New data from a Government Accountability Office report illustrates the need for improvements to the Centers for Medicare & Medicaid Services’ oversight and support of states’ Medicaid program integrity efforts.
As part of this oversight effort, CMS reviews areas at high risk for improper payments at the state level including provider enrollment, screening and personal care services.
“At the most basic level, patients should rest assured that their private information is protected from fraud and abuse,” Hatch said.“That’s why it is imperative that CMS takes the necessary precautions to protect against the high risk of provider improper payments. The data from this report reveals that demand for these crucial Medicaid services require additional resources than are currently available and highlights the need for better oversight and stronger support for integrity efforts at the state level. While I’m pleased that CMS has taken steps to reform some of its most important programs, the agency must continue to address this issue, along with others, to curb waste and ensure patients are receiving proper care.”

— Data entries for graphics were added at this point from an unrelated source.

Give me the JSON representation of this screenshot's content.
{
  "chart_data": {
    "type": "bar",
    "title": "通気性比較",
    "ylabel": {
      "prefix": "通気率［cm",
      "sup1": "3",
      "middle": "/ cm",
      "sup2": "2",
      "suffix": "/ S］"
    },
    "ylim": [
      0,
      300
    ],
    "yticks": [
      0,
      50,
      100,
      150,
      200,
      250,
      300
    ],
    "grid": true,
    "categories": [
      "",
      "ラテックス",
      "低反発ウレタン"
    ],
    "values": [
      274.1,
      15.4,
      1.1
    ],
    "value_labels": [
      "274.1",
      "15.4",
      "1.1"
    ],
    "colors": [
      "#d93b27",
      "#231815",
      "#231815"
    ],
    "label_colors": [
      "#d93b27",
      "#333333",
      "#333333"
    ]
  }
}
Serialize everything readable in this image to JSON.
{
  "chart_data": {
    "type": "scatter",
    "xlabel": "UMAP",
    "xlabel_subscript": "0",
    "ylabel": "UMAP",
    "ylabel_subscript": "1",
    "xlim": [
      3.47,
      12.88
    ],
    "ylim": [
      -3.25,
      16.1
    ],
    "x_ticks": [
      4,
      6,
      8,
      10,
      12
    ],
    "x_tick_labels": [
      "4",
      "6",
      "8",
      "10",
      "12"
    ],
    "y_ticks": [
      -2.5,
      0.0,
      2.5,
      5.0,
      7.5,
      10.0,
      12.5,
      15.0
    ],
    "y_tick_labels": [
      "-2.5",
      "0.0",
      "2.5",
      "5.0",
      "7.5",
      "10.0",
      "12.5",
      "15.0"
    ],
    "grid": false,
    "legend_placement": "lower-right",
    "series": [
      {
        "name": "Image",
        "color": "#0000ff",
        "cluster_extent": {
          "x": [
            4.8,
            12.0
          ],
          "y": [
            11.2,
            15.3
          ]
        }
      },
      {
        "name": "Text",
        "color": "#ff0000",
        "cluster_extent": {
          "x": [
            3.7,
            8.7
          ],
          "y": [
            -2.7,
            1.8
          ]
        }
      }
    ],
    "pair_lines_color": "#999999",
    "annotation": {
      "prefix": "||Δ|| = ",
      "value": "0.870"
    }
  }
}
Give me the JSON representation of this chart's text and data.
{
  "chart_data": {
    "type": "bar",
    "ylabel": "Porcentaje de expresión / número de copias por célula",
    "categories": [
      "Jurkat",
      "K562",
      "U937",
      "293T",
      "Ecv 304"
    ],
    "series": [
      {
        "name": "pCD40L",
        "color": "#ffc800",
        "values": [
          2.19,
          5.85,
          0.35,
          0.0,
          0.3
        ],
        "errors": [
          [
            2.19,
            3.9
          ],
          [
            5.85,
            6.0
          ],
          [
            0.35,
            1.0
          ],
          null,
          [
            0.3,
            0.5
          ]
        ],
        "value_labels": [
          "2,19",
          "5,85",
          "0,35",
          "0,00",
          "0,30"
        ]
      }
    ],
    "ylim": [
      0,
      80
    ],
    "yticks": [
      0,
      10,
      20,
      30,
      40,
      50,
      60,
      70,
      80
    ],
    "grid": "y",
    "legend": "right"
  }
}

GAO’s Medicaid integrity report found that while the Medicaid Integrity Institute (MII) is an important training resource, state demand exceeds the institute’s capacity to perform proper oversight.
Additional findings of the report include:
- In 2016, CMS conducted Medicaid integrity reviews in 40 states.
- The total time for the review process has dropped recent years, resulting in a reduction in review time from 489 days in fiscal year 2014 to 278 days in fiscal year 2015.
- CMS lacks a systematic approach for collecting and distributing favorable state program integrity practices to states.